おとうさん、おかあさん、錆兎さん、蔦子さん。目の前で死んでいったひとたち。鬼になってしまったひとたち。今も消えるいのち。尊い灯火。
わたしたちの無力な手から溢れていったいのちが、ほろほろ、ほろほろと淡くかがやく。水面を滑り遠くへ流されていく。
さめざめと泣き続けるわたしの腰に、冨岡さんはそっと手を回した。


「どうしてそんなに裁かれたがる」

いくつものあかりを見送ってから、冨岡さんはしずかに呟いた。
あんなにひしめいていたあかりの数々は、気がつけばもう数えられそうなほどにすくなくなっていた。そろそろ終わりが近いのだろう。

「わからないです。でもきっと、それが楽なんだと思います。苦行を禊であると、頭のなかで都合よくすり替えてしまっているんです。きっと」

すこしの間のあと冨岡さんは、わかるよ、とちいさく呟いた。

「自由や安らぎのなかで、どう振る舞い生きればいいのか、おれにはわからない。身に余るものを与えられると、かえって窮屈で不自由だと感じる。
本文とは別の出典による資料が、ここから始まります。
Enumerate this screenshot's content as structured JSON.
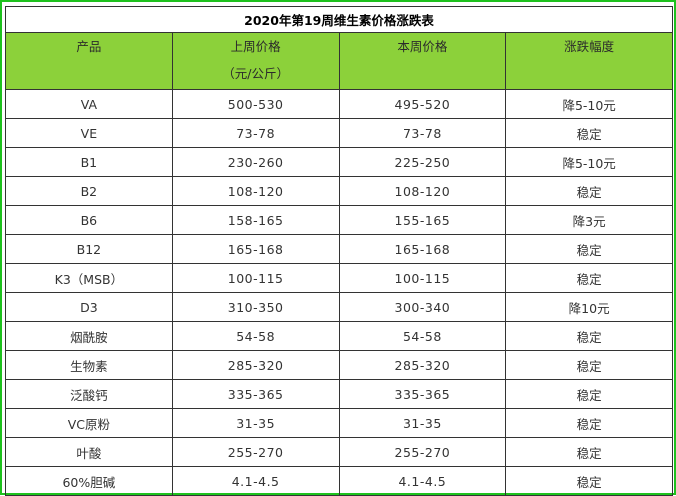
{
  "table": {
    "title": "2020年第19周维生素价格涨跌表",
    "headers": {
      "product": "产品",
      "last_week": "上周价格",
      "last_week_unit": "（元/公斤）",
      "this_week": "本周价格",
      "change": "涨跌幅度"
    },
    "rows": [
      {
        "product": "VA",
        "last_week": "500-530",
        "this_week": "495-520",
        "change": "降5-10元"
      },
      {
        "product": "VE",
        "last_week": "73-78",
        "this_week": "73-78",
        "change": "稳定"
      },
      {
        "product": "B1",
        "last_week": "230-260",
        "this_week": "225-250",
        "change": "降5-10元"
      },
      {
        "product": "B2",
        "last_week": "108-120",
        "this_week": "108-120",
        "change": "稳定"
      },
      {
        "product": "B6",
        "last_week": "158-165",
        "this_week": "155-165",
        "change": "降3元"
      },
      {
        "product": "B12",
        "last_week": "165-168",
        "this_week": "165-168",
        "change": "稳定"
      },
      {
        "product": "K3（MSB）",
        "last_week": "100-115",
        "this_week": "100-115",
        "change": "稳定"
      },
      {
        "product": "D3",
        "last_week": "310-350",
        "this_week": "300-340",
        "change": "降10元"
      },
      {
        "product": "烟酰胺",
        "last_week": "54-58",
        "this_week": "54-58",
        "change": "稳定"
      },
      {
        "product": "生物素",
        "last_week": "285-320",
        "this_week": "285-320",
        "change": "稳定"
      },
      {
        "product": "泛酸钙",
        "last_week": "335-365",
        "this_week": "335-365",
        "change": "稳定"
      },
      {
        "product": "VC原粉",
        "last_week": "31-35",
        "this_week": "31-35",
        "change": "稳定"
      },
      {
        "product": "叶酸",
        "last_week": "255-270",
        "this_week": "255-270",
        "change": "稳定"
      },
      {
        "product": "60%胆碱",
        "last_week": "4.1-4.5",
        "this_week": "4.1-4.5",
        "change": "稳定"
      }
    ]
  },
  "colors": {
    "frame_border": "#1ec21e",
    "header_background": "#8cd13a",
    "changed_text": "#6b6b2a"
  }
}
過去を風化させてはいけないという思いが強迫観念のようになり、己は弱いのだと自責しなければ折れてしまいそうになるときもある」

「……鬼に関わったもののさだめなのでしょうか。まるで呪いです」

「お前にもしあわせになる権利がある。刀を握らない権利もあれば、鬼に関わらない権利もある。普通の娘としてしあわせに生きる道もある」

冨岡さんの瞳のなかで橙色のひかりが揺らめく。
しずかに燃える炎のような揺らめきは、落ち着き払った冨岡さんのなかにくすぶる強い意志そのもののようだった。
うまい返しがなにも思いつかなくて、わたしはただ、冨岡さんの名前を呟いた。

「遅くなると危険だ。行くぞ」


橋を渡りきれば、冨岡さんとはお別れだ。
次はいつ会えるのかわからない。もしかしたら会えないかもしれない。
なにかを伝えるなら今しかないかもしれない。けれど、どの言葉もふさわしくない気がしてしまう。
歩き始めた冨岡さんと動けずにいたわたしとの間に、一陣の風が吹く。
呼び止めないと行ってしまう。

「と、冨岡さん」
「なんだ」
「非力なわたしにも、ひとのしあわせを願う権利はありますか」

冨岡さんは、質問の意図がわからない、といったようにかすかに首を傾げた。

「あなたを守る力もなければ共に戦うことも叶わないけれど、わたし、冨岡さんにしあわせになってほしい」
「なまえ」

冨岡さんはやさしい。瞳を見ればわかる。
触れられれば、もっとわかる。
きっと冨岡さんは、自分の懐のうちに入ってきてしまったひとを、みんなその腕で守ろうとしてしまうのだ。
しかし自分の強さを信じることもできない。だから他人と距離を置いてしまう。
それなのに、厚かましく踏み荒らすみたいに近づいたこんなわたしなんかにも足並みを揃えて寄り添ってくれる。
冨岡さん。
わたしはほんとうに、こころの底から、あなたにしあわせになってほしいと願う。


冨岡さんがわたしの前で立ち止まる。
わたしはこのひとを見上げるのがすきだ。
しずかな決意に満ちた顔。
澄んだ海のような瞳。凪いだ夜のような深い色の髪の毛。同じ色の長いまつげ。
不意に冨岡さんの右手がわたしの左肩に触れた。
冨岡さんがすうっと目を細めたから、わたしもつられてまぶたがとろんと落ちてくる。
とと、とと、と鼓動が早くなる。

「あ……」

硬めの髪の毛とやわらかいぬくもり。
わたしの右頬に、冨岡さんの左頬が触れる。
抱きしめられるかと思った。もしくはくちづけをされるかもなどと、はしたなくも。
頬と頬を合わせる行為は、どこかのとつ国では挨拶の意味があると聞いたことがある。
からかわれたのだろうか。
孕んだ熱のひかない頬をおさえる。焼けるように熱い。

「励めよ」

冨岡さんは満足げに笑うとそのまま踵を返して、わたしといたときよりも随分と早く歩いて行った。

「……ぎ、義勇さん!」

揺れる背中にそう呼びかけると、彼はちらりとこちらを振り返り、低く手を上げた。
彼の背中が見えなくなるまで、わたしはずっと橋の上に佇んでいた。

ふとあたりを見渡すと、すっかり暗くなった川に、灯籠がひとつだけ放たれるのが見えた。
桟橋に立っていた黒い影はそのまま草むらに隠れるように消えていった。頭には狐の面をつけていたように見えた。

義勇さん。
もう一度、噛みしめるように呟く。
人々が襲われることなく、鬼と関わることなく暮らせるような、平和な世の中にしたい。
義勇さんのこころの負担を、すこしでも減らすことができたらいいな。
義勇さんと一緒に生きていきたいと、いつか言えるようなわたしになれたら。